The data controller maintains a record of incidents of unauthorized access to personal data in order to monitor measures related to the data security incident and inform data subjects . The register must contain the following information :

  • the scope of the relevant personal data ;
  • • circle and number of interested parties ;
  • • date of the incident related to unauthorized access to personal data ;
  • • circumstances and consequences of an incident with unauthorized access to personal data ;
  • measures taken to resolve an incident with unauthorized access to personal data .

The data contained in the register must be retained by the Data Controller for a period of 5 years from the date of detection of unauthorized access to personal data .

11. Relationships with clients

If the client has any comments , questions or problems with the management of the Consultant’s data or when using his services , he can contact him using the contact details on the Website.

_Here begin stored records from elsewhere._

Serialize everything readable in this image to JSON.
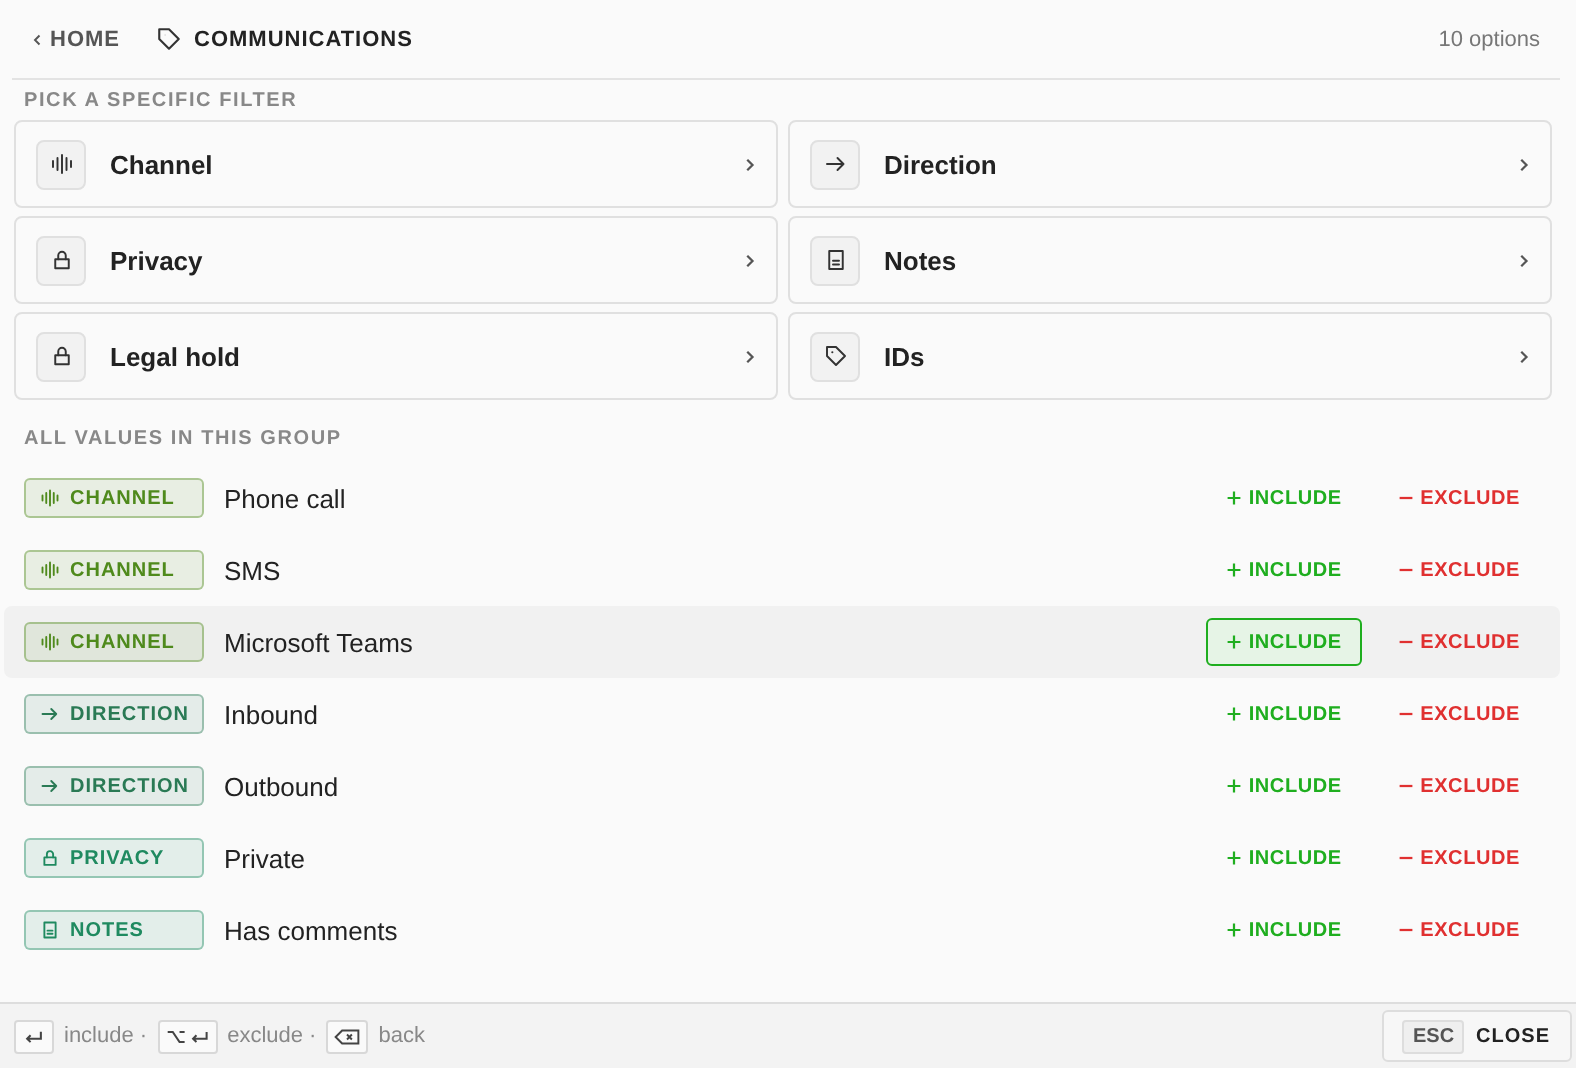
{
  "breadcrumb": {
    "back": "HOME",
    "current": "COMMUNICATIONS",
    "count": "10 options"
  },
  "filters": {
    "heading": "PICK A SPECIFIC FILTER",
    "items": [
      {
        "label": "Channel",
        "kind": "channel"
      },
      {
        "label": "Direction",
        "kind": "direction"
      },
      {
        "label": "Privacy",
        "kind": "privacy"
      },
      {
        "label": "Notes",
        "kind": "notes"
      },
      {
        "label": "Legal hold",
        "kind": "privacy"
      },
      {
        "label": "IDs",
        "kind": "ids"
      }
    ]
  },
  "values": {
    "heading": "ALL VALUES IN THIS GROUP",
    "rows": [
      {
        "tag": "CHANNEL",
        "kind": "channel",
        "color": "#4f8a1c",
        "label": "Phone call",
        "include": "INCLUDE",
        "exclude": "EXCLUDE",
        "selected": false
      },
      {
        "tag": "CHANNEL",
        "kind": "channel",
        "color": "#4f8a1c",
        "label": "SMS",
        "include": "INCLUDE",
        "exclude": "EXCLUDE",
        "selected": false
      },
      {
        "tag": "CHANNEL",
        "kind": "channel",
        "color": "#4f8a1c",
        "label": "Microsoft Teams",
        "include": "INCLUDE",
        "exclude": "EXCLUDE",
        "selected": true
      },
      {
        "tag": "DIRECTION",
        "kind": "direction",
        "color": "#2a7a55",
        "label": "Inbound",
        "include": "INCLUDE",
        "exclude": "EXCLUDE",
        "selected": false
      },
      {
        "tag": "DIRECTION",
        "kind": "direction",
        "color": "#2a7a55",
        "label": "Outbound",
        "include": "INCLUDE",
        "exclude": "EXCLUDE",
        "selected": false
      },
      {
        "tag": "PRIVACY",
        "kind": "privacy",
        "color": "#1f8a60",
        "label": "Private",
        "include": "INCLUDE",
        "exclude": "EXCLUDE",
        "selected": false
      },
      {
        "tag": "NOTES",
        "kind": "notes",
        "color": "#1f8a60",
        "label": "Has comments",
        "include": "INCLUDE",
        "exclude": "EXCLUDE",
        "selected": false
      }
    ]
  },
  "footer": {
    "hints": [
      {
        "kind": "enter",
        "label": "include ·"
      },
      {
        "kind": "option",
        "label": "exclude ·"
      },
      {
        "kind": "backspace",
        "label": "back"
      }
    ],
    "esc": "ESC",
    "close": "CLOSE"
  }
}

12. Links to other websites

This site contains links to other providers that are not covered by this privacy statement. When a client leaves a Consultant’s website, it is recommended that you carefully review the privacy policies of all relevant websites that collect personal information.

13. Other

The Consultant reserves the right to unilaterally amend this Privacy Information with notice to interested parties.

The Consultant informs its clients that they may contact the Consultant to provide information, disclose data, or provide documents to an investigative body, the National Data Protection and Freedom of Information Authority, or other bodies authorized by law.

14. Rules of procedure

The controller must provide, delete, and correct personal data information within 30 days. If the Controller does not comply with such a request from the data subject, it must notify the reasons for the refusal in writing within 30 days.